O primeiro SENALE teve como eixos temáticos saúde, visibilidade e organização. Estiveram presentes mais de 100 pessoas, mas nem todas assinaram seus nomes para preservar sua identidade diante da sociedade do lésbico ódio e do racismo. Além do COLERJ a feitura do I SENALE se deu com a colaboração do Centro de Documentação Coisa de Mulher – RJ. Rosangela Castro, lésbica negra, ativista e também candomblecista, em recente mesa no evento online (A)gosto das Lésbicas: origens do orgulho e visibilidade lésbica, realizado no dia 23 de agosto de 2020 e transmitido via Facebook da página Cine Sapatão, alega categoricamente o I SENALE foi construído por lésbicas negras, que com seus corpos por si só já traziam pautas sobre lesbianidade e negritude.
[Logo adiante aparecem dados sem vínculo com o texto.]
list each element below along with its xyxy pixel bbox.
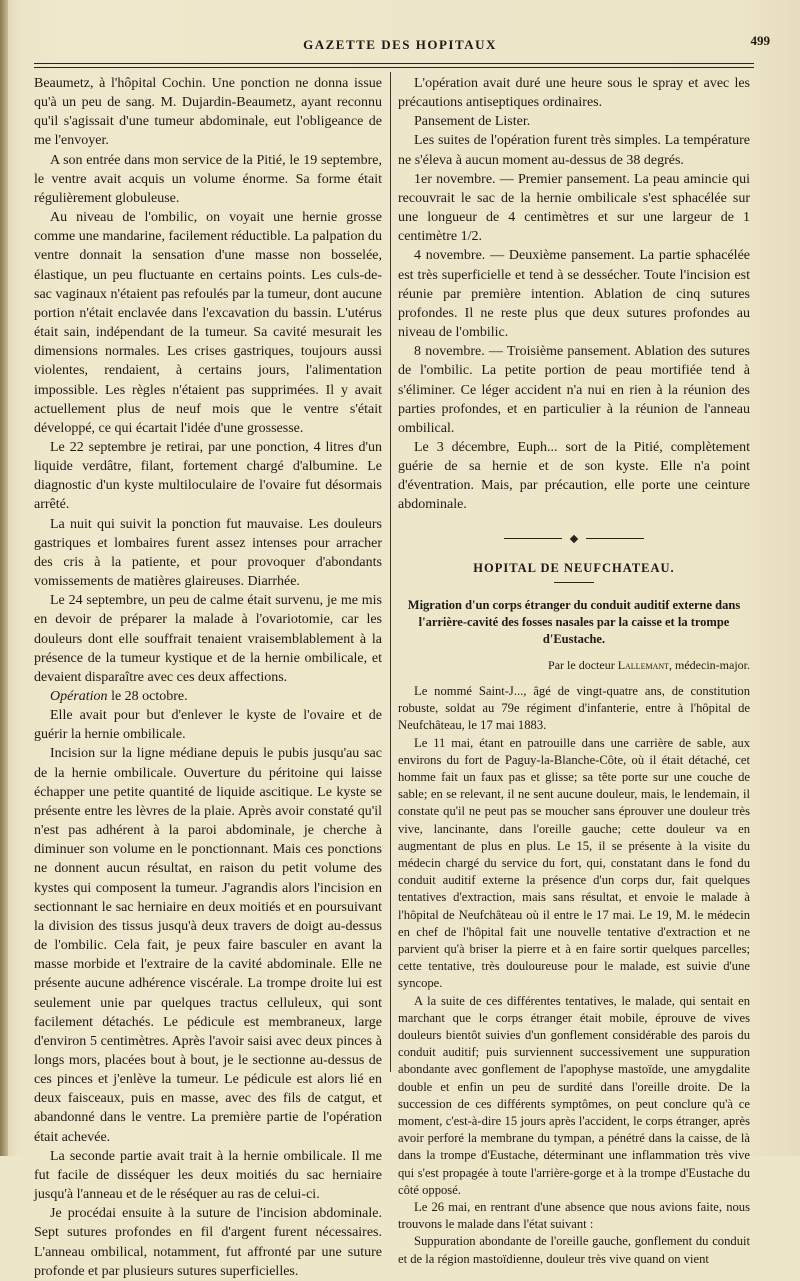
article-byline bbox=[398, 656, 750, 675]
byline-author: Lallemant bbox=[617, 657, 670, 672]
operation-heading bbox=[34, 687, 382, 706]
operation-label: Opération bbox=[50, 689, 108, 704]
paragraph: A son entrée dans mon service de la Pitié, le 19 septembre, le ventre avait acquis un volume énorme. Sa forme était régulièrement globuleuse. bbox=[34, 152, 382, 206]
byline-prefix: Par le docteur bbox=[548, 657, 618, 672]
paragraph: Le 11 mai, étant en patrouille dans une carrière de sable, aux environs du fort de Paguy-la-Blanche-Côte, où il était détaché, cet homme fait un faux pas et glisse; sa tête porte sur une couche de sable; en se relevant, il ne sent aucune douleur, mais, le lendemain, il constate qu'il ne peut pas se moucher sans éprouver une douleur très vive, lancinante, dans l'oreille gauche; cette douleur va en augmentant de plus en plus. Le 15, il se présente à la visite du médecin chargé du service du fort, qui, constatant dans le fond du conduit auditif externe la présence d'un corps dur, fait quelques tentatives d'extraction, mais sans résultat, et envoie le malade à l'hôpital de Neufchâteau où il entre le 17 mai. Le 19, M. le médecin en chef de l'hôpital fait une nouvelle tentative d'extraction et ne parvient qu'à briser la pierre et à en faire sortir quelques parcelles; cette tentative, très douloureuse pour le malade, est suivie d'une syncope. bbox=[398, 735, 750, 991]
paragraph: Suppuration abondante de l'oreille gauche, gonflement du conduit et de la région mastoïdienne, douleur très vive quand on vient bbox=[398, 1234, 750, 1266]
paragraph: Les suites de l'opération furent très simples. La température ne s'éleva à aucun moment au-dessus de 38 degrés. bbox=[398, 133, 750, 168]
paragraph: L'opération avait duré une heure sous le spray et avec les précautions antiseptiques ordinaires. bbox=[398, 76, 750, 111]
paragraph: Beaumetz, à l'hôpital Cochin. Une ponction ne donna issue qu'à un peu de sang. M. Dujardin-Beaumetz, ayant reconnu qu'il s'agissait d'une tumeur abdominale, eut l'obligeance de me l'envoyer. bbox=[34, 76, 382, 149]
ornament-diamond bbox=[570, 534, 578, 542]
header-rule bbox=[34, 63, 754, 64]
paragraph: Le 22 septembre je retirai, par une ponction, 4 litres d'un liquide verdâtre, filant, fortement chargé d'albumine. Le diagnostic d'un kyste multiloculaire de l'ovaire fut désormais arrêté. bbox=[34, 439, 382, 513]
left-column bbox=[34, 74, 382, 1281]
article-body bbox=[398, 683, 750, 1268]
newspaper-title: GAZETTE DES HOPITAUX bbox=[303, 37, 497, 52]
section-title: HOPITAL DE NEUFCHATEAU. bbox=[473, 560, 675, 575]
column-divider bbox=[390, 72, 391, 1072]
right-column bbox=[398, 74, 750, 1268]
operation-date: le 28 octobre. bbox=[107, 689, 188, 704]
byline-suffix: , médecin-major. bbox=[669, 657, 750, 672]
paragraph: Le nommé Saint-J..., âgé de vingt-quatre ans, de constitution robuste, soldat au 79e régiment d'infanterie, entre à l'hôpital de Neufchâteau, le 17 mai 1883. bbox=[398, 683, 750, 733]
ornament-line-left bbox=[504, 538, 562, 539]
page-binding-edge bbox=[0, 0, 8, 1156]
paragraph: Le 24 septembre, un peu de calme était survenu, je me mis en devoir de préparer la malade à l'ovariotomie, car les douleurs dont elle souffrait tenaient vraisemblablement à la présence de la tumeur kystique et de la hernie ombilicale, et devaient disparaître avec ces deux affections. bbox=[34, 593, 382, 685]
paragraph: Au niveau de l'ombilic, on voyait une hernie grosse comme une mandarine, facilement réductible. La palpation du ventre donnait la sensation d'une masse non bosselée, élastique, un peu fluctuante en certains points. Les culs-de-sac vaginaux n'étaient pas refoulés par la tumeur, dont aucune portion n'était enclavée dans l'excavation du bassin. L'utérus était sain, indépendant de la tumeur. Sa cavité mesurait les dimensions normales. Les crises gastriques, toujours aussi violentes, rendaient, à certains jours, l'alimentation impossible. Les règles n'étaient pas supprimées. Il y avait actuellement plus de neuf mois que le ventre s'était développé, ce qui écartait l'idée d'une grossesse. bbox=[34, 210, 382, 436]
section-ornament bbox=[504, 535, 644, 543]
paragraph: La seconde partie avait trait à la hernie ombilicale. Il me fut facile de disséquer les deux moitiés du sac herniaire jusqu'à l'anneau et de le réséquer au ras de celui-ci. bbox=[34, 1148, 382, 1203]
paragraph: Elle avait pour but d'enlever le kyste de l'ovaire et de guérir la hernie ombilicale. bbox=[34, 708, 382, 743]
page-number: 499 bbox=[750, 33, 770, 48]
ornament-line-right bbox=[586, 538, 644, 539]
paragraph: Le 3 décembre, Euph... sort de la Pitié, complètement guérie de sa hernie et de son kyste. Elle n'a point d'éventration. Mais, par précaution, elle porte une ceinture abdominale. bbox=[398, 439, 750, 513]
paragraph: Pansement de Lister. bbox=[414, 114, 531, 130]
paragraph: La nuit qui suivit la ponction fut mauvaise. Les douleurs gastriques et lombaires furent assez intenses pour arracher des cris à la patiente, et pour provoquer d'abondants vomissements de matières glaireuses. Diarrhée. bbox=[34, 516, 382, 590]
paragraph: A la suite de ces différentes tentatives, le malade, qui sentait en marchant que le corps étranger était mobile, éprouve de vives douleurs bientôt suivies d'un gonflement considérable des parois du conduit auditif; puis surviennent successivement une suppuration abondante avec gonflement de l'apophyse mastoïde, une amygdalite double et enfin un peu de surdité dans l'oreille droite. De la succession de ces différents symptômes, on peut conclure qu'à ce moment, c'est-à-dire 15 jours après l'accident, le corps étranger, après avoir perforé la membrane du tympan, a pénétré dans la caisse, de là dans la trompe d'Eustache, déterminant une inflammation très vive qui s'est propagée à toute l'arrière-gorge et à la trompe d'Eustache du côté opposé. bbox=[398, 993, 750, 1197]
paragraph: Le 26 mai, en rentrant d'une absence que nous avions faite, nous trouvons le malade dans l'état suivant : bbox=[398, 1200, 750, 1232]
article-title: Migration d'un corps étranger du conduit auditif externe dans l'arrière-cavité des fosses nasales par la caisse et la trompe d'Eustache. bbox=[407, 597, 741, 646]
header-rule-thin bbox=[34, 67, 754, 68]
paragraph: Je procédai ensuite à la suture de l'incision abdominale. Sept sutures profondes en fil d'argent furent nécessaires. L'anneau ombilical, notamment, fut affronté par une suture profonde et par plusieurs sutures superficielles. bbox=[34, 1206, 382, 1279]
paragraph: 4 novembre. — Deuxième pansement. La partie sphacélée est très superficielle et tend à se dessécher. Toute l'incision est réunie par première intention. Ablation de cinq sutures profondes. Il ne reste plus que deux sutures profondes au niveau de l'ombilic. bbox=[398, 248, 750, 341]
paragraph: 8 novembre. — Troisième pansement. Ablation des sutures de l'ombilic. La petite portion de peau mortifiée tend à s'éliminer. Ce léger accident n'a nui en rien à la réunion des parties profondes, et en particulier à la réunion de l'anneau ombilical. bbox=[398, 344, 750, 436]
section-title-rule bbox=[554, 582, 594, 583]
paragraph: 1er novembre. — Premier pansement. La peau amincie qui recouvrait le sac de la hernie ombilicale s'est sphacélée sur une longueur de 4 centimètres et sur une largeur de 1 centimètre 1/2. bbox=[398, 171, 750, 245]
paragraph: Incision sur la ligne médiane depuis le pubis jusqu'au sac de la hernie ombilicale. Ouverture du péritoine qui laisse échapper une petite quantité de liquide ascitique. Le kyste se présente entre les lèvres de la plaie. Après avoir constaté qu'il n'est pas adhérent à la paroi abdominale, je cherche à diminuer son volume en le ponctionnant. Mais ces ponctions ne donnent aucun résultat, en raison du petit volume des kystes qui composent la tumeur. J'agrandis alors l'incision en sectionnant le sac herniaire en deux moitiés et en poursuivant la division des tissus jusqu'à deux travers de doigt au-dessus de l'ombilic. Cela fait, je peux faire basculer en avant la masse morbide et l'extraire de la cavité abdominale. Elle ne présente aucune adhérence viscérale. La trompe droite lui est seulement unie par quelques tractus celluleux, qui sont facilement détachés. Le pédicule est membraneux, large d'environ 5 centimètres. Après l'avoir saisi avec deux pinces à longs mors, placées bout à bout, je le sectionne au-dessus de ces pinces et j'enlève la tumeur. Le pédicule est alors lié en deux faisceaux, puis en masse, avec des fils de catgut, et abandonné dans le ventre. La première partie de l'opération était achevée. bbox=[34, 746, 382, 1145]
page-header bbox=[30, 30, 770, 70]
Ainda sobre o I SENALE, Núbia Carla Campos indica que as organizações tinham pouca estrutura, mas contaram com pequenos apoios institucionais – tanto estado do Rio de Janeiro como da União – ou seja, não foi um encontro autogestionário. Estiveram presentes lésbicas e bissexuais de diversos estados como São Paulo, Rio de Janeiro, Ceará, Minas Gerais, Distrito Federal e também participantes estrangeiras. Entre as propostas apresentadas na plenária final, para encaminhar aos governos estaduais e federal, estavam, por exemplo, pautas referentes ao HIV, prevenção de doenças sexualmente transmissíveis e ginecologia especializada na sexualidade lésbica. Campos ainda aponta que, neste evento, foi feita a declaração do dia 29 de agosto como dia nacional da visibilidade lésbica. Algo que a ativista Rosângela Castro sempre destaca como a primeira data de celebração do movimento lésbico. É uma data para comemorar nossa existência.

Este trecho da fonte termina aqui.